For instance, the following formula searches for a hyphen in the text string “PWR-16-Small”. The result will be a number 4, because the first hyphen it encounters is the fourth character in the text string.

=FIND("-","PWR-16-Small")

You can use the FIND function as an argument in a MID function to extract a set number of characters after the position number returned by the FIND function. Entering this formula in a cell will give you the two numbers after the first hyphen found in the text. Note the +1 in the formula. Including +1 ensures that you move over one character to get to the text after the hyphen.

=MID("PWR-16-Small", FIND("-","PWR-16-Small")+1, 2)

Alternative: Finding the second instance of a character 

By default, the FIND function returns the position number of the first instance of the character you are searching for. If you want the position number of the second instance, you can use the optional Start_Num argument. This argument lets you specify the character position in the text string to start the search.

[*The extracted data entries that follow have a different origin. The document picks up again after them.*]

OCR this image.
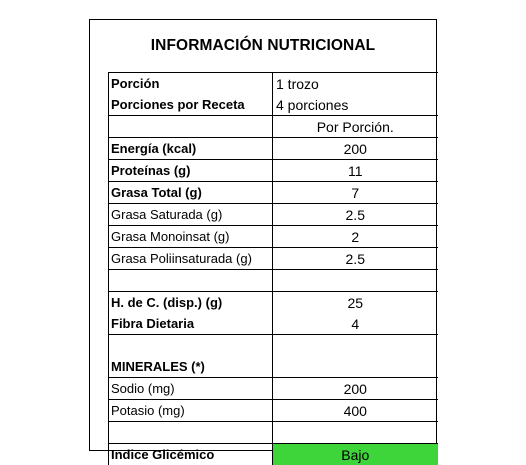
INFORMACIÓN NUTRICIONAL
Porción	1 trozo
Porciones por Receta	4 porciones
	Por Porción.
Energía (kcal)	200
Proteínas (g)	11
Grasa Total (g)	7
Grasa Saturada (g)	2.5
Grasa Monoinsat (g)	2
Grasa Poliinsaturada (g)	2.5

H. de C. (disp.) (g)	25
Fibra Dietaria	4

MINERALES (*)	
Sodio (mg)	200
Potasio (mg)	400

Indice Glicémico	Bajo
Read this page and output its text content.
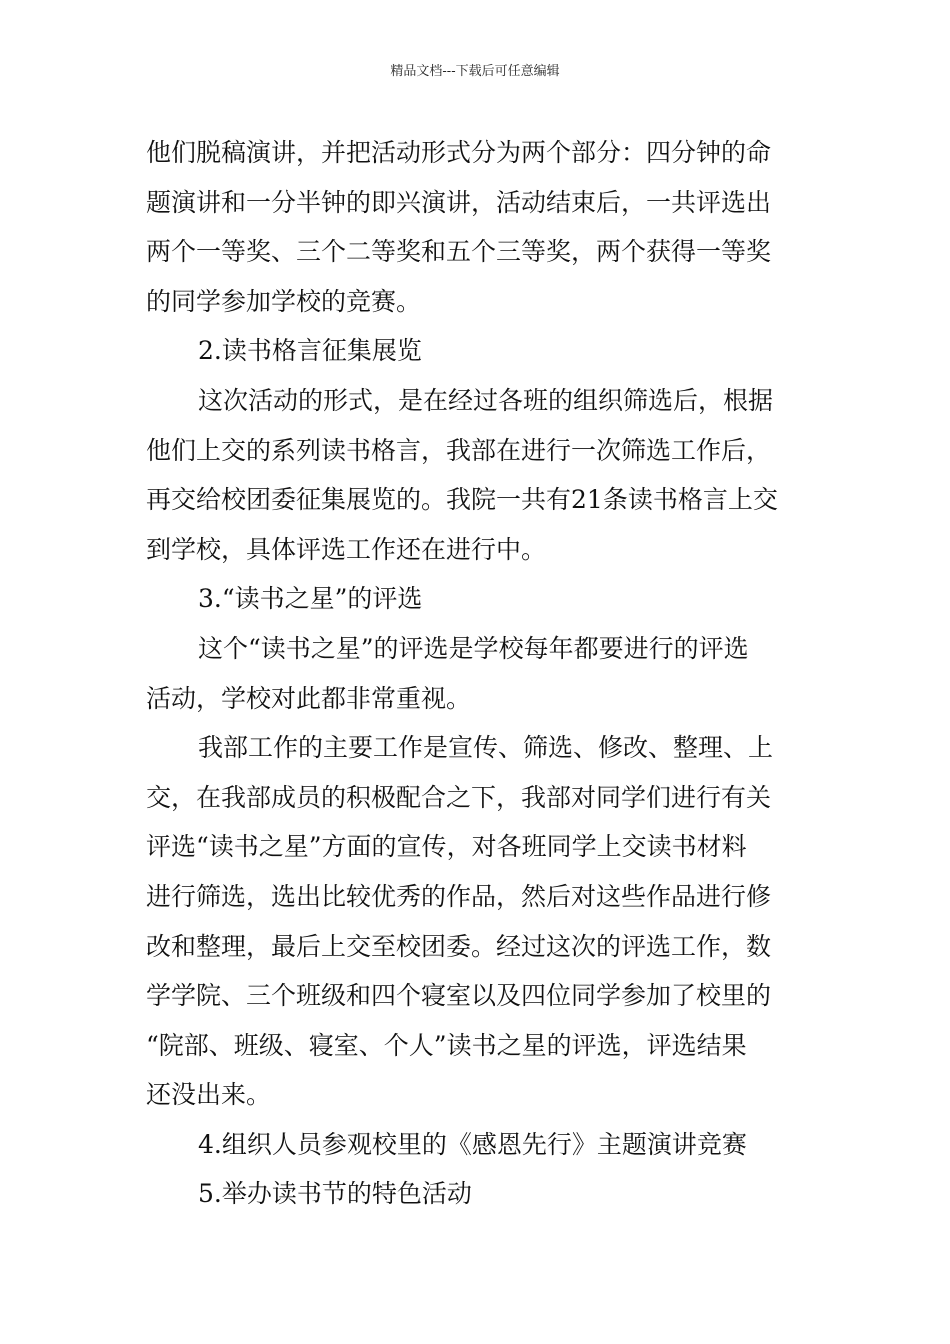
精品文档---下载后可任意编辑
他们脱稿演讲，并把活动形式分为两个部分：四分钟的命
题演讲和一分半钟的即兴演讲，活动结束后，一共评选出
两个一等奖、三个二等奖和五个三等奖，两个获得一等奖
的同学参加学校的竞赛。
2.读书格言征集展览
这次活动的形式，是在经过各班的组织筛选后，根据
他们上交的系列读书格言，我部在进行一次筛选工作后，
再交给校团委征集展览的。我院一共有21条读书格言上交
到学校，具体评选工作还在进行中。
3.“读书之星”的评选
这个“读书之星”的评选是学校每年都要进行的评选
活动，学校对此都非常重视。
我部工作的主要工作是宣传、筛选、修改、整理、上
交，在我部成员的积极配合之下，我部对同学们进行有关
评选“读书之星”方面的宣传，对各班同学上交读书材料
进行筛选，选出比较优秀的作品，然后对这些作品进行修
改和整理，最后上交至校团委。经过这次的评选工作，数
学学院、三个班级和四个寝室以及四位同学参加了校里的
“院部、班级、寝室、个人”读书之星的评选，评选结果
还没出来。
4.组织人员参观校里的《感恩先行》主题演讲竞赛
5.举办读书节的特色活动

For example, the following formula returns the position number of the second hyphen because you tell the FIND function to start searching at position 5 (after the first hyphen).

=FIND("-","PWR-16-Small", 5)

To use this formula dynamically (that is, without knowing where to start the search) you can nest a FIND function as the Start_Num argument in another FIND function. You can enter this formula into Excel to get the position number of the second hyphen.

=FIND("-","PWR-16-Small", FIND("-","PWR-16-Small")+1)


Figure 3-6 demonstrates a real-world example of this concept. Here, you extract the size attribute from the product code by finding the second instance of the hyphen and using that position number as the starting point in the MID function. The formula shown in cell C3 is as follows:

=MID(B3,FIND("-",B3,FIND("-",B3)+1)+1,10000)

This formula tells Excel to find the position number of the second hyphen, move over one character, and then extract the next 10,000 characters. Of course, there aren’t 10,000 characters, but using a large number like that ensures that everything after the second hyphen is pulled.

Image 3-6: Nesting the FIND function to extract everything after the second hyphen.